What I have seen -- and what others have commented on -- show it to be an outstandingly bad example of an unbiased survey. Put another way, it is a great example of push-polling, the practice of phrasing questions to reinforce the answer the poller wants to prove. Example:
If Don't Ask, Don't Tell is repealed and you are assigned to bathroom facilities with an open bay shower that someone you believe to be a gay or lesbian Service member also used, which are you most likely to do? Mark 1.-Take no action
-Use the shower at a different time than the Service member I thought to be gay or lesbian
-Discuss how we expect each other to behave and conduct ourselves
-Talk to a chaplain, mentor, or leader about how to handle the situation
-Talk to a leader to see if I had other options
-Something else
-Don't know
Gay groups, especially those dealing with service members, are furious.
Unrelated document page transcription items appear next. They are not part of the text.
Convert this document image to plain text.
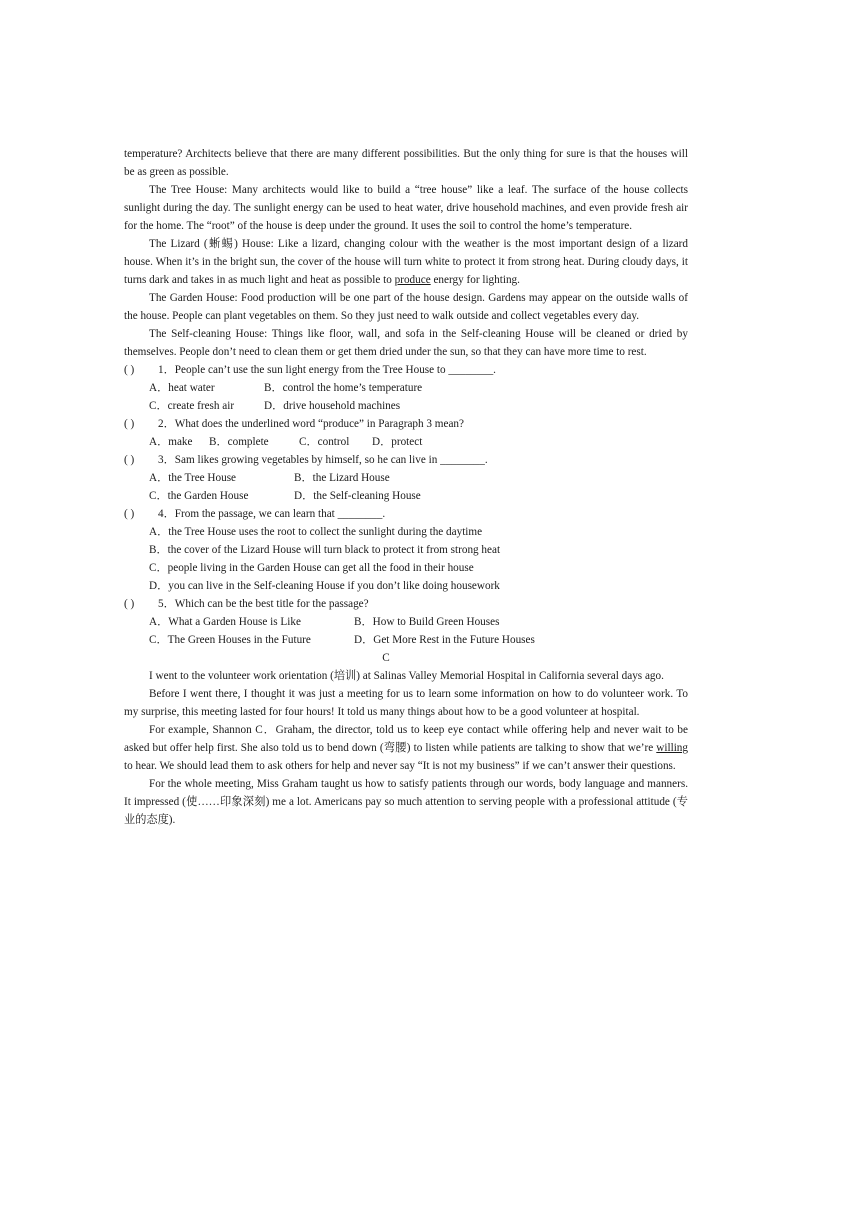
temperature? Architects believe that there are many different possibilities. But the only thing for sure is that the houses will be as green as possible.

The Tree House: Many architects would like to build a “tree house” like a leaf. The surface of the house collects sunlight during the day. The sunlight energy can be used to heat water, drive household machines, and even provide fresh air for the home. The “root” of the house is deep under the ground. It uses the soil to control the home’s temperature.

The Lizard (蜥蜴) House: Like a lizard, changing colour with the weather is the most important design of a lizard house. When it’s in the bright sun, the cover of the house will turn white to protect it from strong heat. During cloudy days, it turns dark and takes in as much light and heat as possible to produce energy for lighting.

The Garden House: Food production will be one part of the house design. Gardens may appear on the outside walls of the house. People can plant vegetables on them. So they just need to walk outside and collect vegetables every day.

The Self-cleaning House: Things like floor, wall, and sofa in the Self-cleaning House will be cleaned or dried by themselves. People don’t need to clean them or get them dried under the sun, so that they can have more time to rest.

( ) 1．People can’t use the sun light energy from the Tree House to ________.

A．heat water	B．control the home’s temperature

C．create fresh air	D．drive household machines

( ) 2．What does the underlined word “produce” in Paragraph 3 mean?

A．make B．complete	C．control D．protect

( ) 3．Sam likes growing vegetables by himself, so he can live in ________.

A．the Tree House	B．the Lizard House

C．the Garden House	D．the Self-cleaning House

( ) 4．From the passage, we can learn that ________.

A．the Tree House uses the root to collect the sunlight during the daytime

B．the cover of the Lizard House will turn black to protect it from strong heat

C．people living in the Garden House can get all the food in their house

D．you can live in the Self-cleaning House if you don’t like doing housework

( ) 5．Which can be the best title for the passage?

A．What a Garden House is Like	B．How to Build Green Houses

C．The Green Houses in the Future	D．Get More Rest in the Future Houses

C

I went to the volunteer work orientation (培训) at Salinas Valley Memorial Hospital in California several days ago.

Before I went there, I thought it was just a meeting for us to learn some information on how to do volunteer work. To my surprise, this meeting lasted for four hours! It told us many things about how to be a good volunteer at hospital.

For example, Shannon C．Graham, the director, told us to keep eye contact while offering help and never wait to be asked but offer help first. She also told us to bend down (弯腰) to listen while patients are talking to show that we’re willing to hear. We should lead them to ask others for help and never say “It is not my business” if we can’t answer their questions.

For the whole meeting, Miss Graham taught us how to satisfy patients through our words, body language and manners. It impressed (使……印象深刻) me a lot. Americans pay so much attention to serving people with a professional attitude (专业的态度).
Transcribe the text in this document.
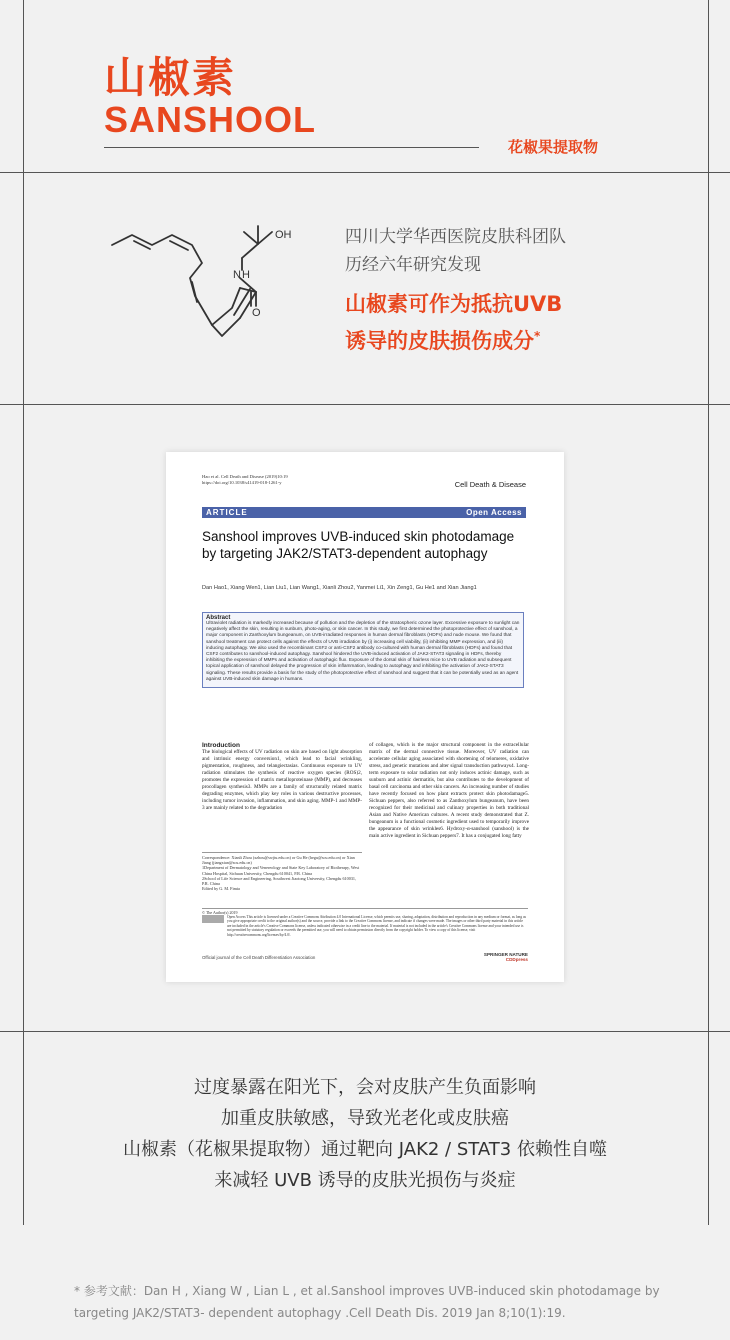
山椒素
SANSHOOL
花椒果提取物
N H
O
OH	四川大学华西医院皮肤科团队
历经六年研究发现
山椒素可作为抵抗UVB
诱导的皮肤损伤成分*
Hao et al. Cell Death and Disease (2019)10:19
https://doi.org/10.1038/s41419-018-1261-y	Cell Death & Disease
ARTICLE	Open Access
Sanshool improves UVB-induced skin photodamage by targeting JAK2/STAT3-dependent autophagy
Dan Hao1, Xiang Wen1, Lian Liu1, Lian Wang1, Xianli Zhou2, Yanmei Li1, Xin Zeng1, Gu He1 and Xian Jiang1
Abstract
Ultraviolet radiation is markedly increased because of pollution and the depletion of the stratospheric ozone layer. Excessive exposure to sunlight can negatively affect the skin, resulting in sunburn, photo-aging, or skin cancer. In this study, we first determined the photoprotective effect of sanshool, a major component in Zanthoxylum bungeanum, on UVB-irradiated responses in human dermal fibroblasts (HDFs) and nude mouse. We found that sanshool treatment can protect cells against the effects of UVB irradiation by (i) increasing cell viability, (ii) inhibiting MMP expression, and (iii) inducing autophagy. We also used the recombinant CSF2 or anti-CSF2 antibody co-cultured with human dermal fibroblasts (HDFs) and found that CSF2 contributes to sanshool-induced autophagy. Sanshool hindered the UVB-induced activation of JAK2-STAT3 signaling in HDFs, thereby inhibiting the expression of MMPs and activation of autophagic flux. Exposure of the dorsal skin of hairless mice to UVB radiation and subsequent topical application of sanshool delayed the progression of skin inflammation, leading to autophagy and inhibiting the activation of JAK2-STAT3 signaling. These results provide a basis for the study of the photoprotective effect of sanshool and suggest that it can be potentially used as an agent against UVB-induced skin damage in humans.
Introduction
The biological effects of UV radiation on skin are based on light absorption and intrinsic energy conversion1, which lead to facial wrinkling, pigmentation, roughness, and telangiectasias. Continuous exposure to UV radiation stimulates the synthesis of reactive oxygen species (ROS)2, promotes the expression of matrix metalloproteinase (MMP), and decreases procollagen synthesis3. MMPs are a family of structurally related matrix degrading enzymes, which play key roles in various destructive processes, including tumor invasion, inflammation, and skin aging. MMP-1 and MMP-3 are mainly related to the degradation
of collagen, which is the major structural component in the extracellular matrix of the dermal connective tissue. Moreover, UV radiation can accelerate cellular aging associated with shortening of telomeres, oxidative stress, and genetic mutations and alter signal transduction pathways4. Long-term exposure to solar radiation not only induces actinic damage, such as sunburn and actinic dermatitis, but also contributes to the development of basal cell carcinoma and other skin cancers. An increasing number of studies have recently focused on how plant extracts protect skin photodamage5. Sichuan peppers, also referred to as Zanthoxylum bungeanum, have been recognized for their medicinal and culinary properties in both traditional Asian and Native American cultures. A recent study demonstrated that Z. bungeanum is a functional cosmetic ingredient used to temporarily improve the appearance of skin wrinkles6. Hydroxy-α-sanshool (sanshool) is the main active ingredient in Sichuan peppers7. It has a conjugated long fatty
Correspondence: Xianli Zhou (xzhou@swjtu.edu.cn) or Gu He (hegu@scu.edu.cn) or Xian Jiang (jiangxian@scu.edu.cn)
1Department of Dermatology and Venereology and State Key Laboratory of Biotherapy, West China Hospital, Sichuan University, Chengdu 610041, P.R. China
2School of Life Science and Engineering, Southwest Jiaotong University, Chengdu 610031, P.R. China
Edited by G. M. Fimia
© The Author(s) 2019
Open Access This article is licensed under a Creative Commons Attribution 4.0 International License, which permits use, sharing, adaptation, distribution and reproduction in any medium or format, as long as you give appropriate credit to the original author(s) and the source, provide a link to the Creative Commons license, and indicate if changes were made. The images or other third party material in this article are included in the article's Creative Commons license, unless indicated otherwise in a credit line to the material. If material is not included in the article's Creative Commons license and your intended use is not permitted by statutory regulation or exceeds the permitted use, you will need to obtain permission directly from the copyright holder. To view a copy of this license, visit http://creativecommons.org/licenses/by/4.0/.
Official journal of the Cell Death Differentiation Association
SPRINGER NATURE
CDDpress
过度暴露在阳光下，会对皮肤产生负面影响
加重皮肤敏感，导致光老化或皮肤癌
山椒素（花椒果提取物）通过靶向 JAK2 / STAT3 依赖性自噬
来减轻 UVB 诱导的皮肤光损伤与炎症
* 参考文献：Dan H , Xiang W , Lian L , et al.Sanshool improves UVB-induced skin photodamage by
targeting JAK2/STAT3- dependent autophagy .Cell Death Dis. 2019 Jan 8;10(1):19.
They point out the use of inflammatory language and of bias-inducing questions. They list the insulting wording, assumptions, and insinuations. They point out that rephrasing the questions to replace "gay" with any of "black," "Jew," or "woman" would get the perpetrators fired pronto and the survey shut down. Of course, the homophobia of the troops will be recorded in the results because the survey made that nastiness permissible. And then the results will be used as a weapon to say repeal of the policy isn't possible.
A consolation is that the troops in the field are laughing at the survey. They see it as proof that the military leadership is clueless. That's not good either.